"Павел Амнуэль. Дорога к себе" - читать интересную книгу автора

блеском, не оставив ни одной ниточки, за которую можно было бы потянуть.
Зачем?
Мерсов понял, что мысли его начали двигаться по замкнутому кругу, и
заставил себя выключить компьютер, пока роман не заставил читать себя еще
раз. В который? Третий или четвертый?
Странный роман. Притягательный, как запретный плод. Кислый, как
недозрелое яблоко, вяжущий, как неспелая хурма, клейкий, как древесная
смола... Оторваться невозможно.
Что скажут коллеги? Мерсов свихнулся, изменил жанру, возомнил себя
Сартром, Кафкой или, на худой конец, Коэльо с Пересом-Реверте.
Это будут слова завистников, потому что никто из них не способен
написать ничего подобного "Вторжению в Элинор". И Мерсов не способен тоже,
но так уж получилось, такое выдалось стечение обстоятельств. Пусть это
чья-то дьявольская задумка, но, черт возьми, если литературный скандал сам
идет в руки, если все подстроено именно так, а не иначе, почему он должен
сопротивляться и мучить себя вопросами, на которые все равно не найдет
ответов?
И самое главное - не возвращать же Хрунову аванс, на самом деле!
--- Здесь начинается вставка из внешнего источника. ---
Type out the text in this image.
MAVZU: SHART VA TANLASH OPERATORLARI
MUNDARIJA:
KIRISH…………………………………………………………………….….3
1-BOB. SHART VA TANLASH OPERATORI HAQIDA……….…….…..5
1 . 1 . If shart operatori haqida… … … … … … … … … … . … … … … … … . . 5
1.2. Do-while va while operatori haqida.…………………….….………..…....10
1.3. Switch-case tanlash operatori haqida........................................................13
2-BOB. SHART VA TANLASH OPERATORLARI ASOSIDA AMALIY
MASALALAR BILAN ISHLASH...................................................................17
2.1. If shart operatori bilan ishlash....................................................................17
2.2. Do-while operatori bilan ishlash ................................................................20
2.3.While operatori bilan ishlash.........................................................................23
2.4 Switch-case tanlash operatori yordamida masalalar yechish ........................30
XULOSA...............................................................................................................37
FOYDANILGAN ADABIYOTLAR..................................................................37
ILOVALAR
"Процесс пошел", - как говорил по иному, конечно, поводу бывший генеральный
секретарь и первый президент бывшего Союза. Пошел издательский процесс, и
пусть себе идет, не все в природе можно остановить. И не нужно...
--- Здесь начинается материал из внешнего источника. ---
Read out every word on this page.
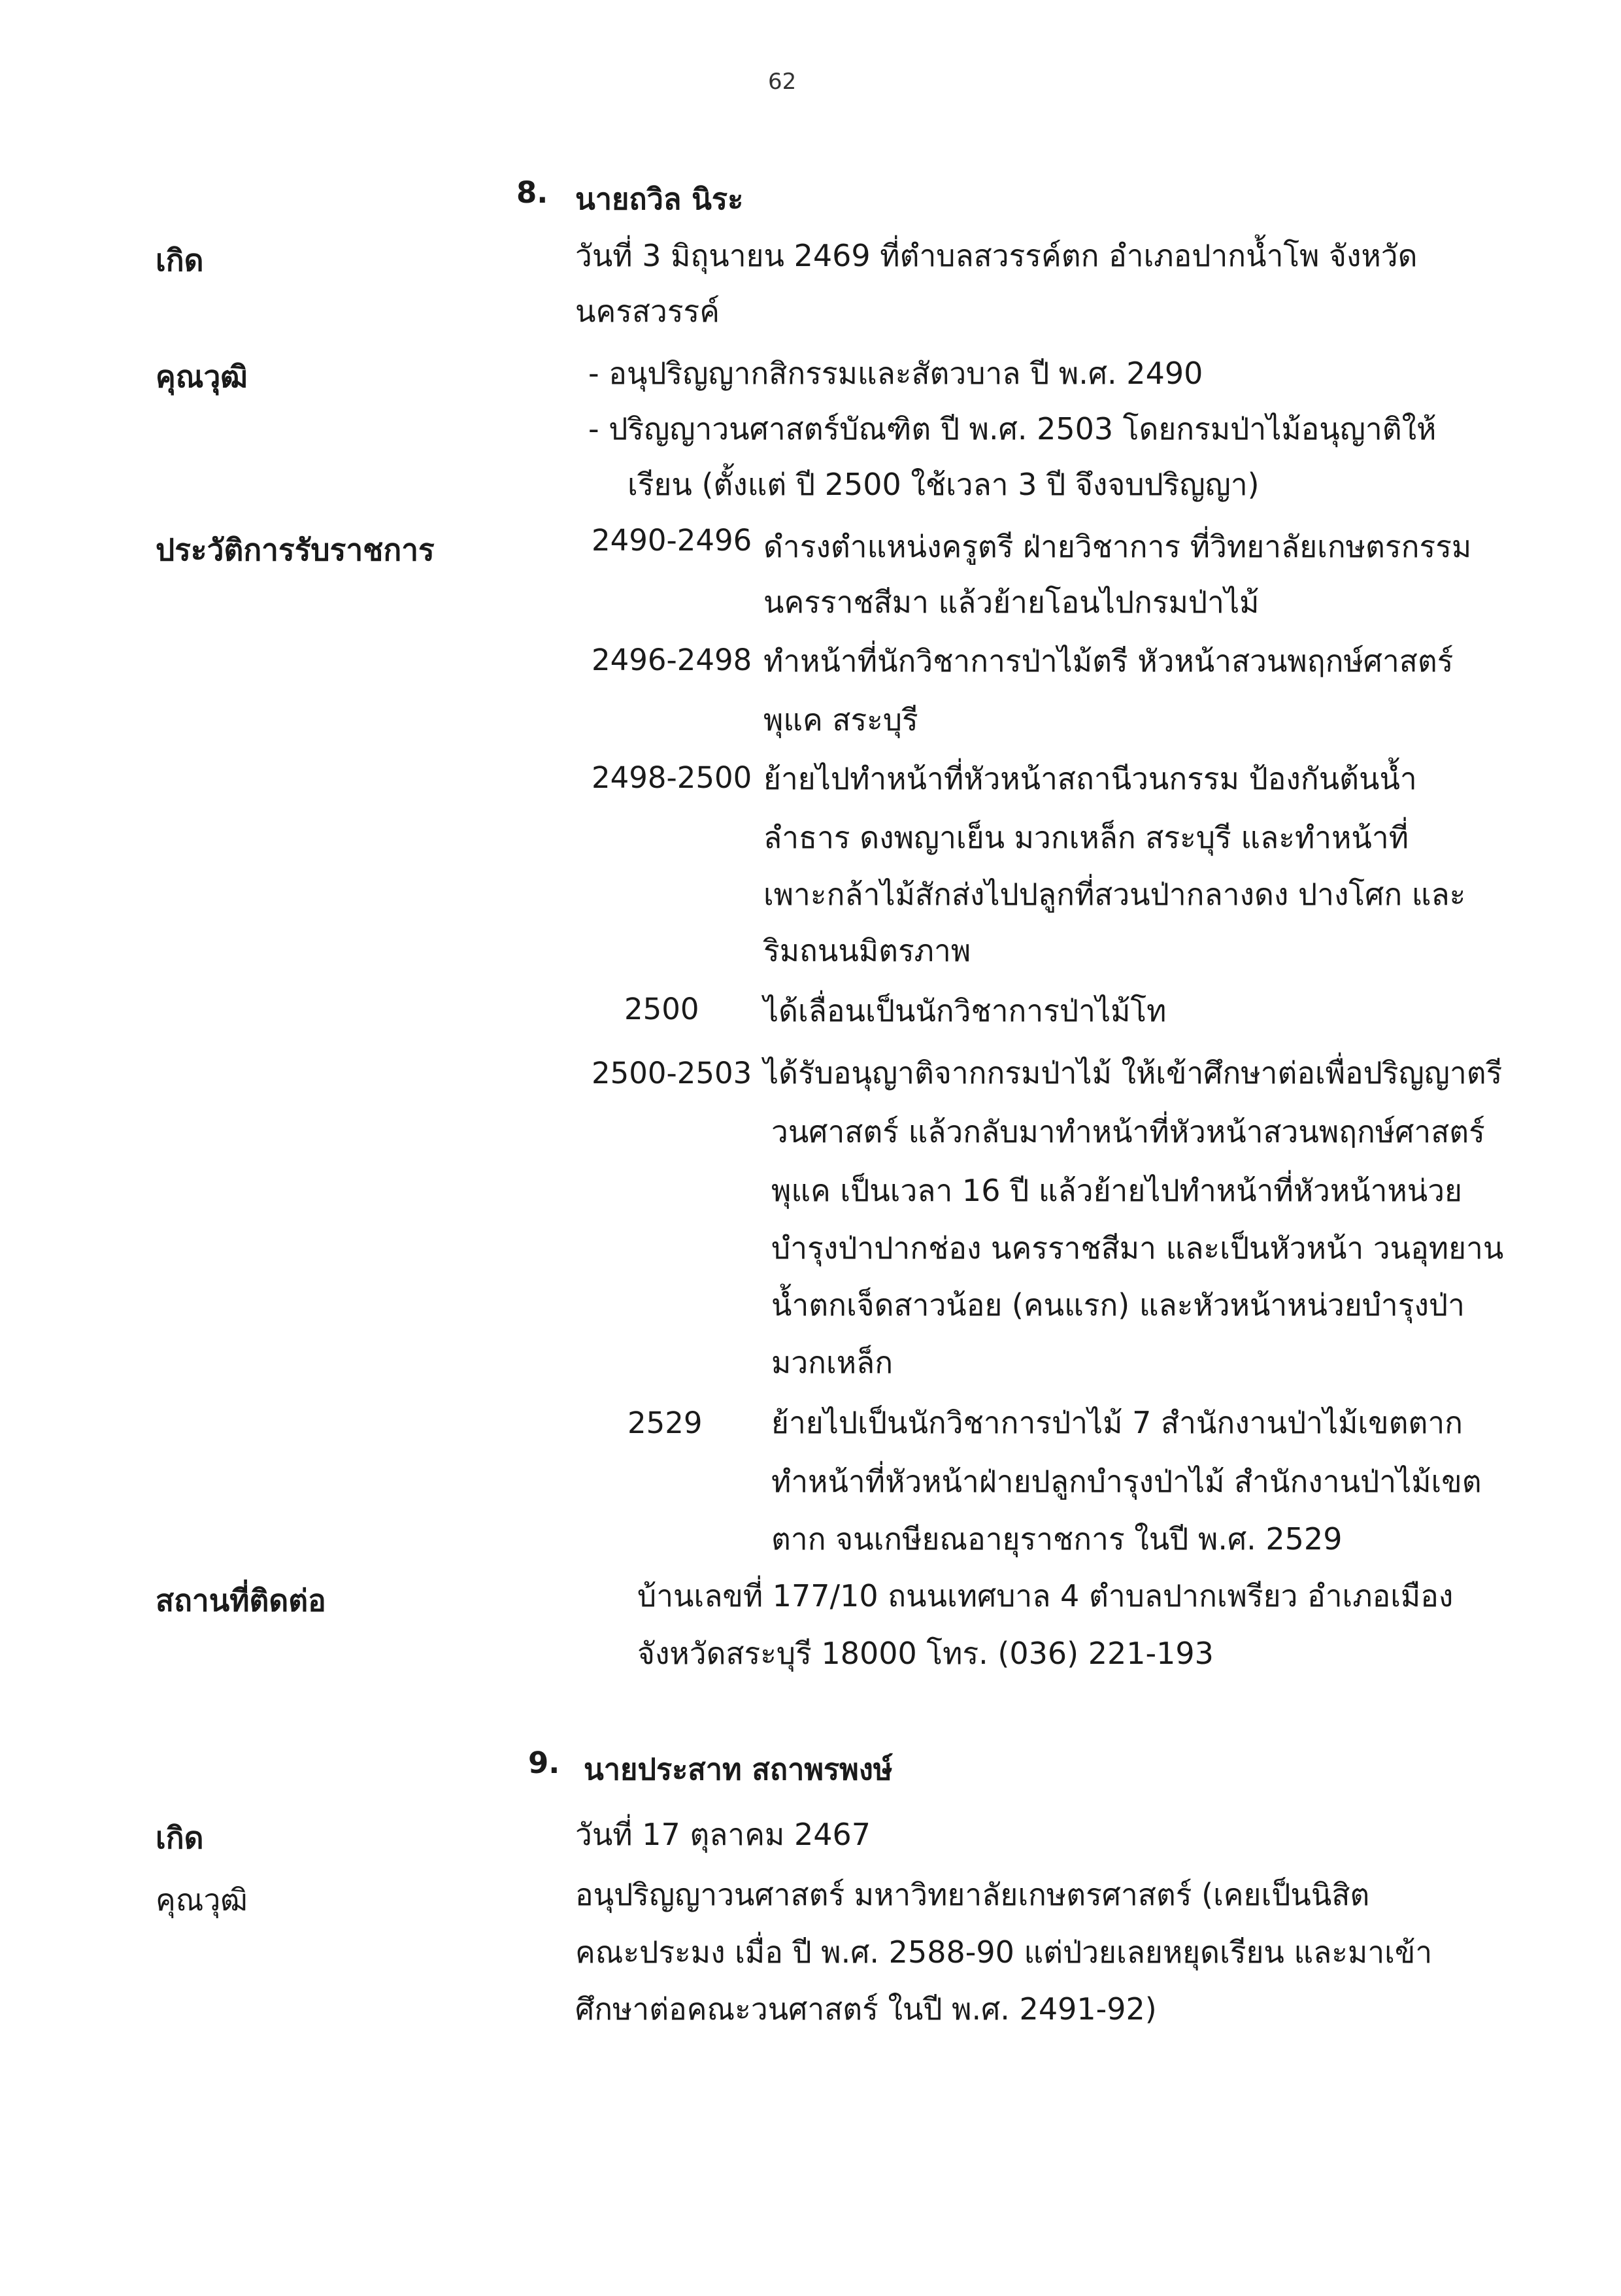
62
8. นายถวิล นิระ
เกิด	วันที่ 3 มิถุนายน 2469 ที่ตำบลสวรรค์ตก อำเภอปากน้ำโพ จังหวัด
นครสวรรค์
คุณวุฒิ	- อนุปริญญากสิกรรมและสัตวบาล ปี พ.ศ. 2490
- ปริญญาวนศาสตร์บัณฑิต ปี พ.ศ. 2503 โดยกรมป่าไม้อนุญาติให้
เรียน (ตั้งแต่ ปี 2500 ใช้เวลา 3 ปี จึงจบปริญญา)
ประวัติการรับราชการ	2490-2496 ดำรงตำแหน่งครูตรี ฝ่ายวิชาการ ที่วิทยาลัยเกษตรกรรม
นครราชสีมา แล้วย้ายโอนไปกรมป่าไม้
2496-2498 ทำหน้าที่นักวิชาการป่าไม้ตรี หัวหน้าสวนพฤกษ์ศาสตร์
พุแค สระบุรี
2498-2500 ย้ายไปทำหน้าที่หัวหน้าสถานีวนกรรม ป้องกันต้นน้ำ
ลำธาร ดงพญาเย็น มวกเหล็ก สระบุรี และทำหน้าที่
เพาะกล้าไม้สักส่งไปปลูกที่สวนป่ากลางดง ปางโศก และ
ริมถนนมิตรภาพ
2500 ได้เลื่อนเป็นนักวิชาการป่าไม้โท
2500-2503 ได้รับอนุญาติจากกรมป่าไม้ ให้เข้าศึกษาต่อเพื่อปริญญาตรี
วนศาสตร์ แล้วกลับมาทำหน้าที่หัวหน้าสวนพฤกษ์ศาสตร์
พุแค เป็นเวลา 16 ปี แล้วย้ายไปทำหน้าที่หัวหน้าหน่วย
บำรุงป่าปากช่อง นครราชสีมา และเป็นหัวหน้า วนอุทยาน
น้ำตกเจ็ดสาวน้อย (คนแรก) และหัวหน้าหน่วยบำรุงป่า
มวกเหล็ก
2529 ย้ายไปเป็นนักวิชาการป่าไม้ 7 สำนักงานป่าไม้เขตตาก
ทำหน้าที่หัวหน้าฝ่ายปลูกบำรุงป่าไม้ สำนักงานป่าไม้เขต
ตาก จนเกษียณอายุราชการ ในปี พ.ศ. 2529
สถานที่ติดต่อ	บ้านเลขที่ 177/10 ถนนเทศบาล 4 ตำบลปากเพรียว อำเภอเมือง
จังหวัดสระบุรี 18000 โทร. (036) 221-193
9. นายประสาท สถาพรพงษ์
เกิด	วันที่ 17 ตุลาคม 2467
คุณวุฒิ	อนุปริญญาวนศาสตร์ มหาวิทยาลัยเกษตรศาสตร์ (เคยเป็นนิสิต
คณะประมง เมื่อ ปี พ.ศ. 2588-90 แต่ป่วยเลยหยุดเรียน และมาเข้า
ศึกษาต่อคณะวนศาสตร์ ในปี พ.ศ. 2491-92)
Мерсов едва доплелся до кровати и уснул прежде, чем сумел откинуть
покрывало. Ему снилась ночь, какой не могло существовать в природе, ночь
придуманного им Элинора. Во сне он почему-то не сомневался в собственном
авторстве, помнил о нем и с этой мыслью проснулся, когда солнце поливало
своим светом стены - один из лучей рикошетом попал ему на лицо, и, открыв
глаза, Мерсов подумал, что он не у себя дома, а в Элиноре.
"В моем Элиноре", - подумал он.
Почему он вчера сомневался в том, что способен написать такой роман?


* * *

Третью неделю Мерсов не находил себе места, по утрам занимался
никчемной деятельностью - перечитывал написанное прежде, днем бродил по
окрестным улицам, не уходя от дома слишком далеко; почему-то ему казалось,
что он потеряется в городе, знакомом с молодости; улицы, по которым он
тысячи раз ходил, выглядели чужими, он замечал то, что раньше не бросалось в
глаза, и удивлялся этим открытиям - на Вавилова, где, по идее, ему был
известен каждый камень и каждая выбоина в асфальте, Мерсов обнаружил вдруг
небольшой садик во дворе за мрачно-зелеными металлическими воротами. Садик
был чахлым, состоял из трех поникших лип и пыльного куста, но между
деревьями стояла скамья с наполовину выломанным сиденьем, и здесь можно было
приземлиться, смотреть на слепые стены окружавших двор домов и думать о
чем-нибудь, может, даже о том, что раньше здесь была настоящая волшебная
страна, описанная Уэллсом в рассказе "Дверь в стене", а потом мир изменился,
изменились все его волшебные отражения, и маленькая зеленая дверь стала
огромными темно-зелеными воротами, прекрасный сад обратился в куцую липовую
аллею из трех деревьев, а запах волшебства выветрился вовсе, перебитый
запахом гари, уличного смрада и обычного человеческого неверия.